The two services were chosen because they met about 350 requirements across security, data management and legal issues, among others, a Digital Agency official said on Tuesday. They will initially be used to run the agency's website, as well as by eight municipalities on a trial basis.
A Digital Agency official said the budget for government cloud computing until March 2022 is about 2 billion yen ($17 million) but the budget for the upcoming years is as yet undetermined.
The government cloud project aims to unify and standardize digital infrastructure across ministries and roughly 1,700 municipalities, which currently operate their own systems. The management of data centers and business applications are often outsourced to domestic system integrators, which government officials say led to customized systems with high maintenance costs and functions that overlap.

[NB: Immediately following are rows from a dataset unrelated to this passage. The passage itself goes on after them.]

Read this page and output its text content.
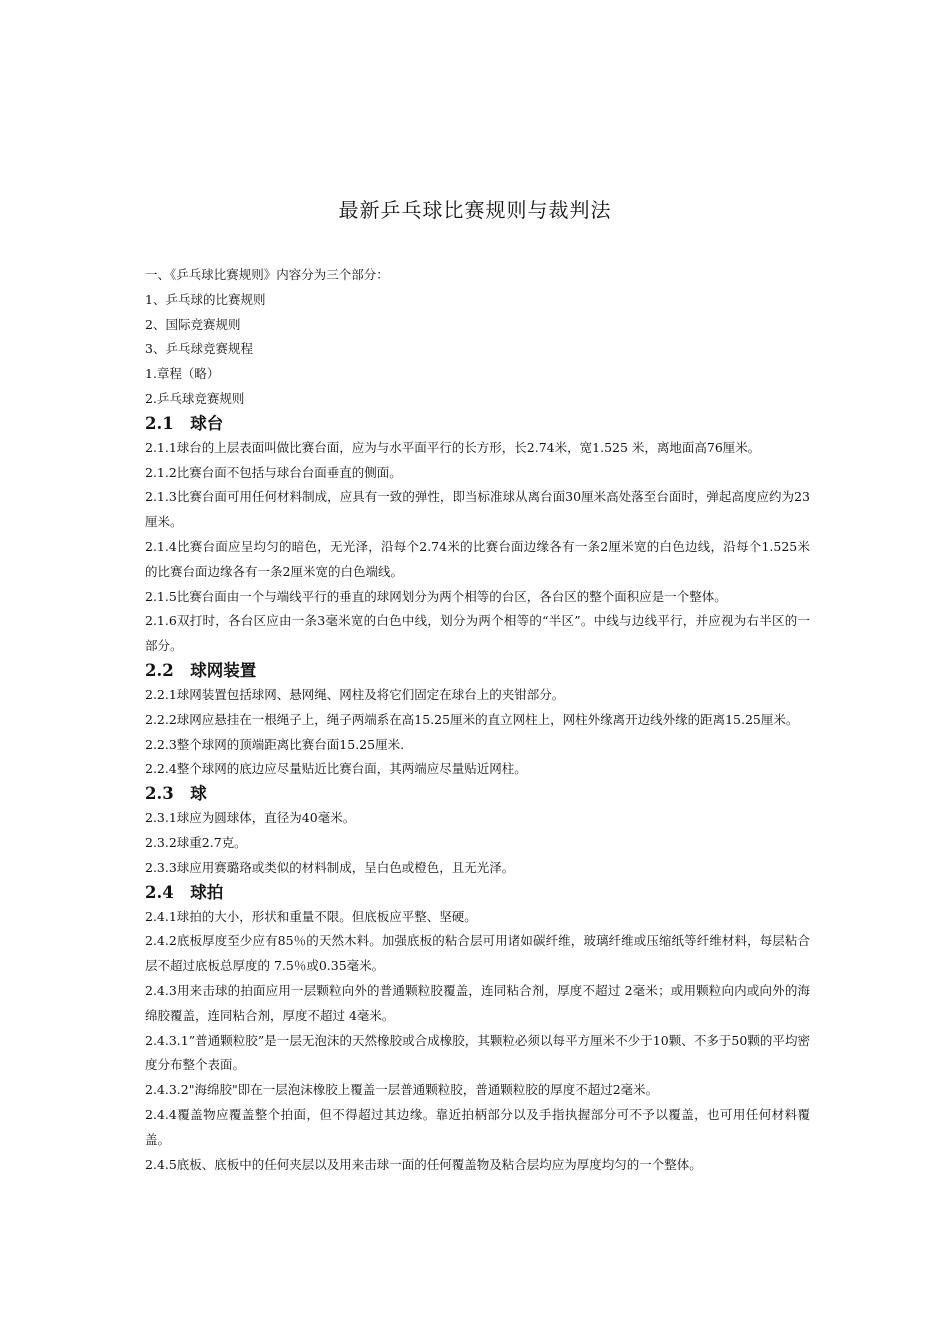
最新乒乓球比赛规则与裁判法

一、《乒乓球比赛规则》内容分为三个部分：

1、乒乓球的比赛规则

2、国际竞赛规则

3、乒乓球竞赛规程

1.章程（略）

2.乒乓球竞赛规则

2.1　球台

2.1.1球台的上层表面叫做比赛台面，应为与水平面平行的长方形，长2.74米，宽1.525 米，离地面高76厘米。

2.1.2比赛台面不包括与球台台面垂直的侧面。

2.1.3比赛台面可用任何材料制成，应具有一致的弹性，即当标准球从离台面30厘米高处落至台面时，弹起高度应约为23厘米。

2.1.4比赛台面应呈均匀的暗色，无光泽，沿每个2.74米的比赛台面边缘各有一条2厘米宽的白色边线，沿每个1.525米的比赛台面边缘各有一条2厘米宽的白色端线。

2.1.5比赛台面由一个与端线平行的垂直的球网划分为两个相等的台区，各台区的整个面积应是一个整体。

2.1.6双打时，各台区应由一条3毫米宽的白色中线，划分为两个相等的“半区”。中线与边线平行，并应视为右半区的一部分。

2.2　球网装置

2.2.1球网装置包括球网、悬网绳、网柱及将它们固定在球台上的夹钳部分。

2.2.2球网应悬挂在一根绳子上，绳子两端系在高15.25厘米的直立网柱上，网柱外缘离开边线外缘的距离15.25厘米。

2.2.3整个球网的顶端距离比赛台面15.25厘米.

2.2.4整个球网的底边应尽量贴近比赛台面，其两端应尽量贴近网柱。

2.3　球

2.3.1球应为圆球体，直径为40毫米。

2.3.2球重2.7克。

2.3.3球应用赛璐珞或类似的材料制成，呈白色或橙色，且无光泽。

2.4　球拍

2.4.1球拍的大小，形状和重量不限。但底板应平整、坚硬。

2.4.2底板厚度至少应有85％的天然木料。加强底板的粘合层可用诸如碳纤维，玻璃纤维或压缩纸等纤维材料，每层粘合层不超过底板总厚度的 7.5％或0.35毫米。

2.4.3用来击球的拍面应用一层颗粒向外的普通颗粒胶覆盖，连同粘合剂，厚度不超过 2毫米；或用颗粒向内或向外的海绵胶覆盖，连同粘合剂，厚度不超过 4毫米。

2.4.3.1”普通颗粒胶”是一层无泡沫的天然橡胶或合成橡胶，其颗粒必须以每平方厘米不少于10颗、不多于50颗的平均密度分布整个表面。

2.4.3.2"海绵胶"即在一层泡沫橡胶上覆盖一层普通颗粒胶，普通颗粒胶的厚度不超过2毫米。

2.4.4覆盖物应覆盖整个拍面，但不得超过其边缘。靠近拍柄部分以及手指执握部分可不予以覆盖，也可用任何材料覆盖。

2.4.5底板、底板中的任何夹层以及用来击球一面的任何覆盖物及粘合层均应为厚度均匀的一个整体。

This so-called vendor lock-in has also prevented the speedy rollout of public services and hampered Japan's COVID-19 response.
The Digital Agency began operations in September and will control most of the government's IT budget. It is encouraging local governments to fully shift to the government cloud by fiscal year 2025. An official said shifting entirely to the cloud could reduce the annual IT budget, which currently stands at about 800 billion yen ($7 billion), by about 30%.